By JEREMY HORWITZ
Android’s international footprint has been so strong for years that it was once hard to imagine Apple’s mobile operating system dominating even a single country, but iOS is currently the leading mobile OS across every one of the 50 United States, and Safari is the top mobile browser in 49 of them, says analytics firm Mixpanel (via 9to5Mac). Another surprise: Facebook’s in-app browser is growing in popularity, and now ranks third behind Google Chrome.
Mixpanel’s study of millions of U.S. mobile device users suggests that iOS now represents nearly two-thirds of the mobile market. The current split is 65.5 percent to Android’s 34.46 percent, leaving very little space for “other” devices.
But as users on each platform — particularly Android — have the choice between multiple browsers, another interesting story has emerged: Facebook’s rise as a potential gatekeeper to the web. Through its own app, the social network now represents 8.82 percent of mobile web traffic. That’s small compared with Chrome’s 32.48 percent and Safari’s 58.06 percent, but still significant: Most people don’t even think of Facebook as a web browser, yet it’s responsible for nearly 1 in 10 web page views on mobile devices.

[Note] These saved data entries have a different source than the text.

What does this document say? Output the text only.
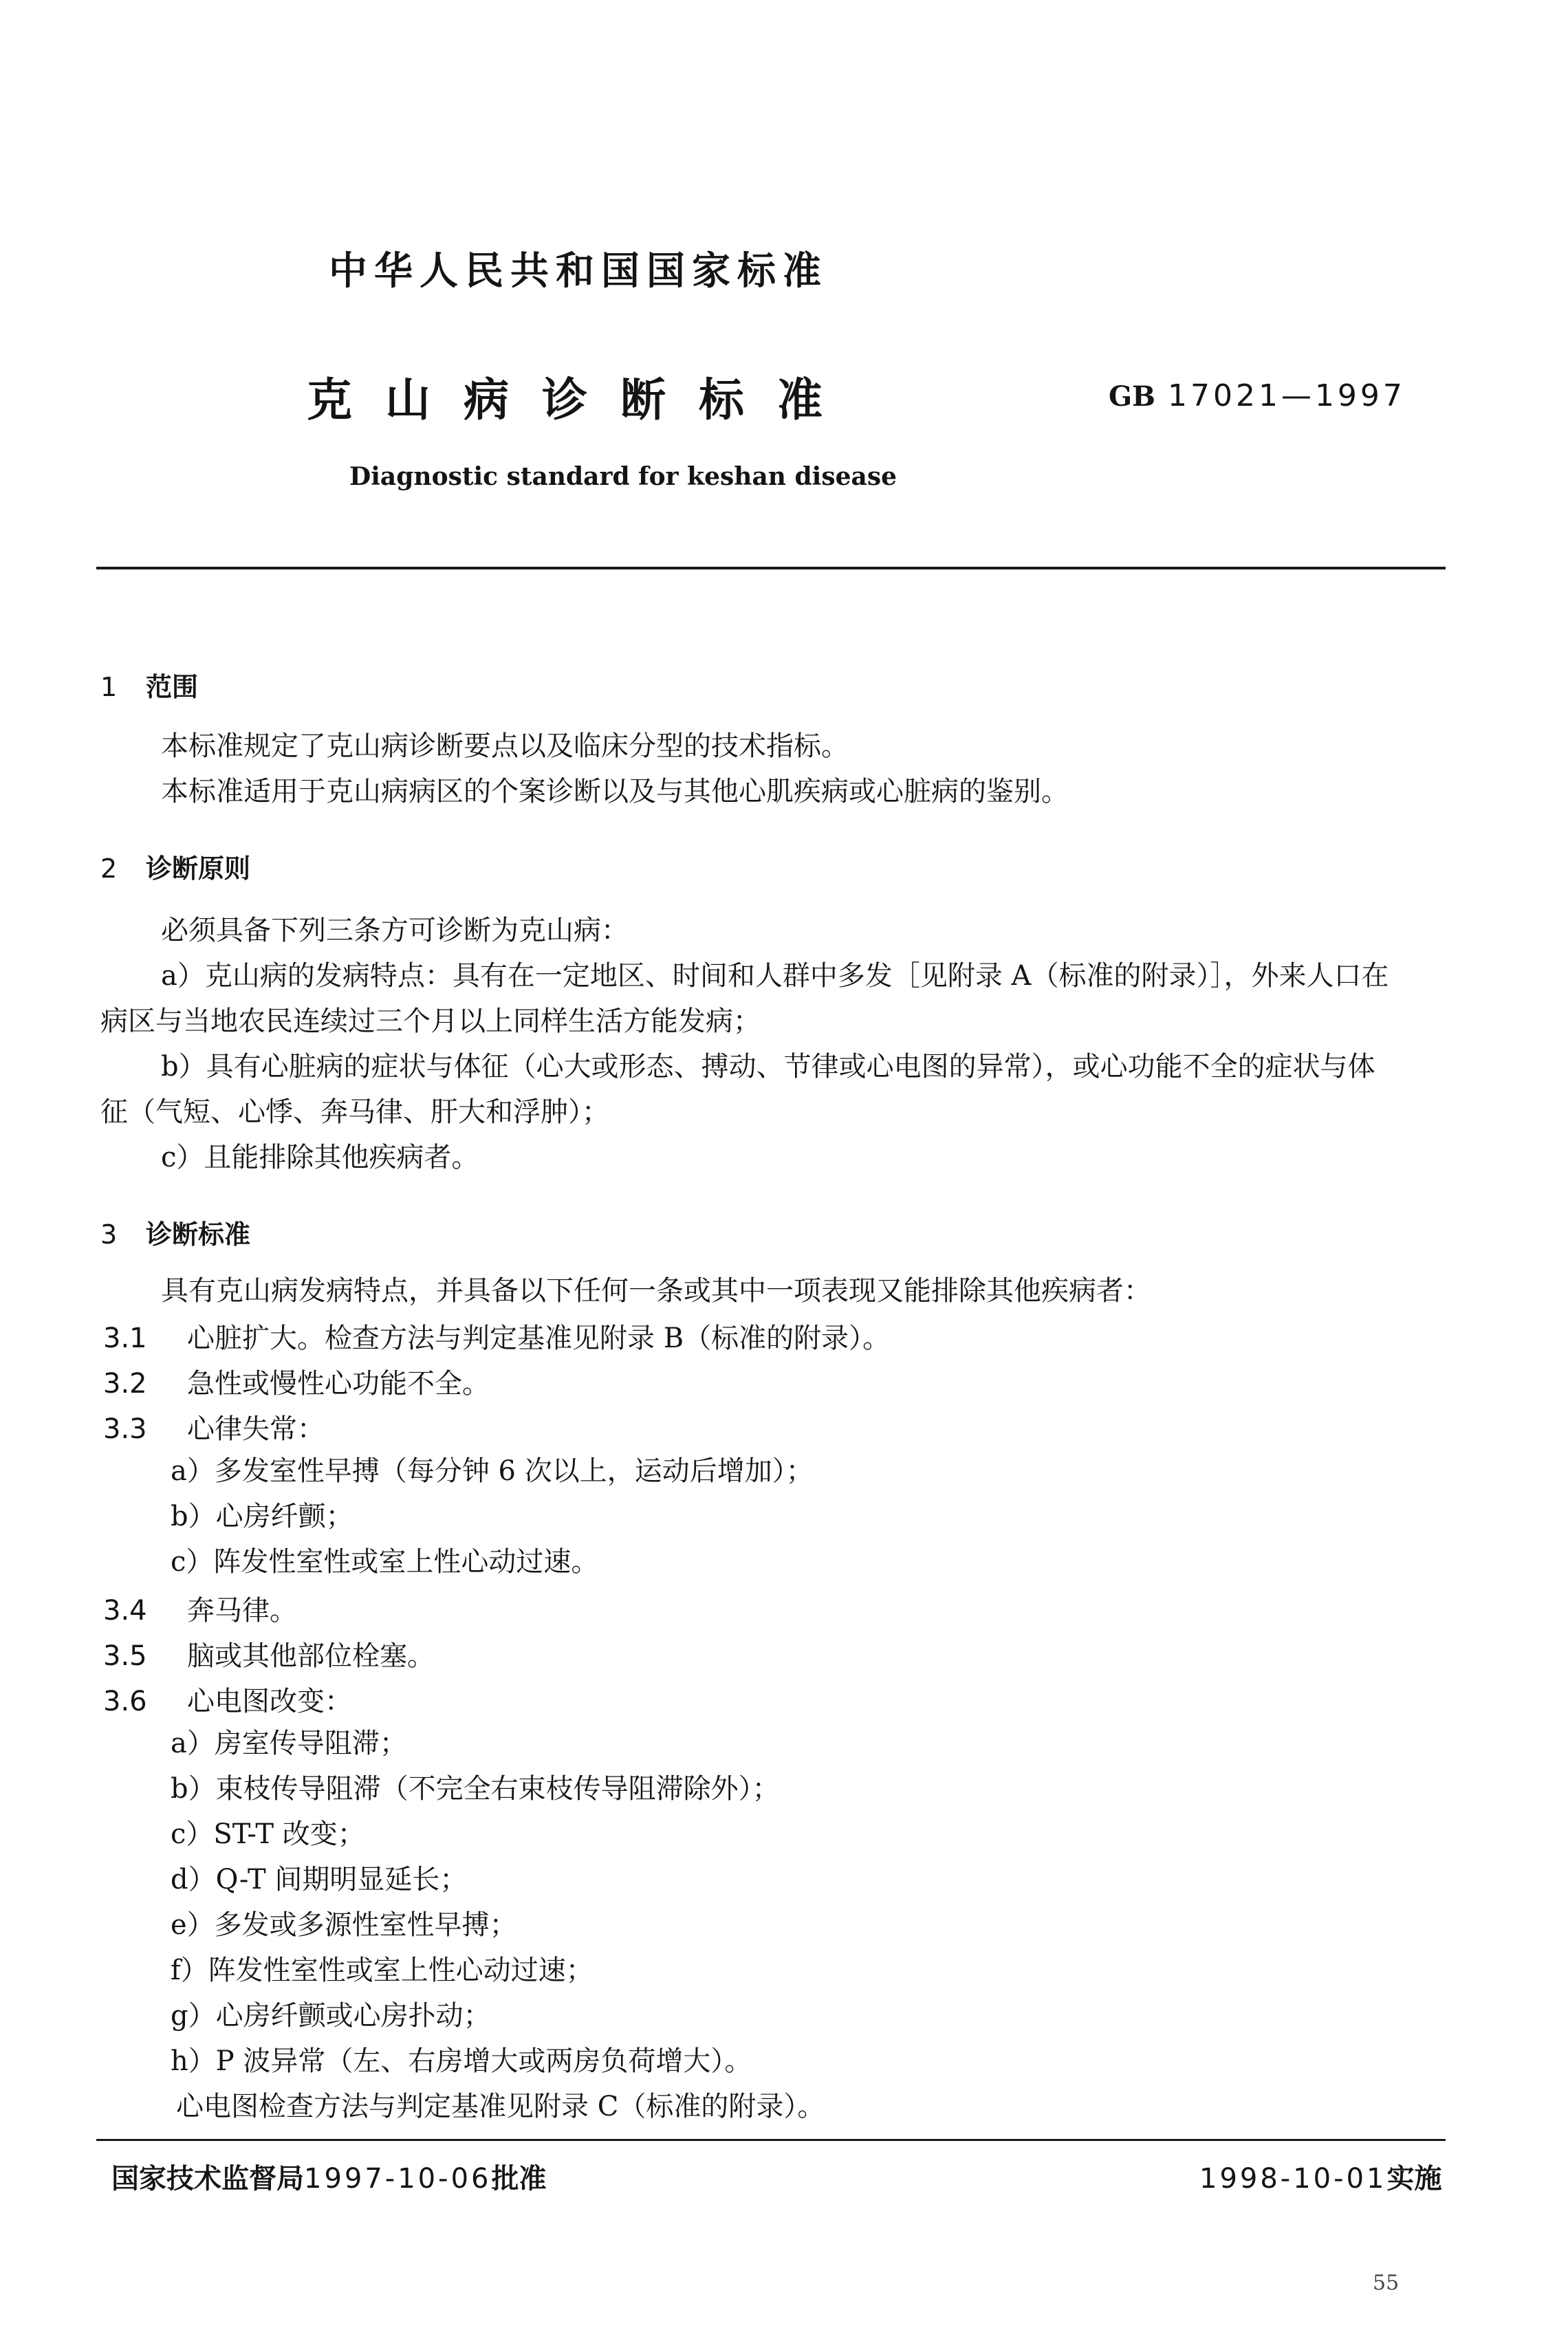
中华人民共和国国家标准
克山病诊断标准	GB 17021—1997
Diagnostic standard for keshan disease
1 范围
本标准规定了克山病诊断要点以及临床分型的技术指标。
本标准适用于克山病病区的个案诊断以及与其他心肌疾病或心脏病的鉴别。
2 诊断原则
必须具备下列三条方可诊断为克山病：
a）克山病的发病特点：具有在一定地区、时间和人群中多发［见附录 A（标准的附录）］，外来人口在
病区与当地农民连续过三个月以上同样生活方能发病；
b）具有心脏病的症状与体征（心大或形态、搏动、节律或心电图的异常），或心功能不全的症状与体
征（气短、心悸、奔马律、肝大和浮肿）；
c）且能排除其他疾病者。
3 诊断标准
具有克山病发病特点，并具备以下任何一条或其中一项表现又能排除其他疾病者：
3.1 心脏扩大。检查方法与判定基准见附录 B（标准的附录）。
3.2 急性或慢性心功能不全。
3.3 心律失常：
a）多发室性早搏（每分钟 6 次以上，运动后增加）；
b）心房纤颤；
c）阵发性室性或室上性心动过速。
3.4 奔马律。
3.5 脑或其他部位栓塞。
3.6 心电图改变：
a）房室传导阻滞；
b）束枝传导阻滞（不完全右束枝传导阻滞除外）；
c）ST-T 改变；
d）Q-T 间期明显延长；
e）多发或多源性室性早搏；
f）阵发性室性或室上性心动过速；
g）心房纤颤或心房扑动；
h）P 波异常（左、右房增大或两房负荷增大）。
心电图检查方法与判定基准见附录 C（标准的附录）。
国家技术监督局1997-10-06批准	1998-10-01实施
55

Facebook’s role as a filter or source of information has been the subject of strong public debates over the past couple of years, particularly as its users have been targeted by “fake news” and other political disinformation campaigns. As TechCrunch points out, the social network now has roughly 10 percent market share in 15 states, which “is notable because it means many people in those states are using Facebook as their main point of consuming online content.”
While that might not be entirely accurate — someone who relies primarily on Safari, Apple News, or Flipboard might also view a few pages through Facebook — it does suggest how strong of a role Facebook is taking on iOS and Android devices. We noted last month that Facebook’s eponymous app dominated the iOS App Store for its first decade, and that Facebook-controlled apps were four of the Store’s five top free apps during that period.
Facebook’s growth is interesting, but it doesn’t have second-place share in any state — that honor is held almost universally by Chrome. Only one state, Wyoming, saw more mobile Chrome than Safari browsing, with a 65.94 percent to 30.07 percent share in Google’s favor. By comparison, Alaska, Connecticut, and Rhode Island all had 75 percent or greater Safari usage versus Chrome.
Interestingly, though Microsoft’s standalone browser Edge has been available for nearly a year on Android and iOS devices, it hasn’t won comparable interest from mobile users. Edge is part of the “other” browsers category, collectively accounting for a total of 0.64 percent of mobile browsing, Mixpanel says, leaving the once-dominant Internet Explorer maker with a considerable task ahead in winning over mobile browser users.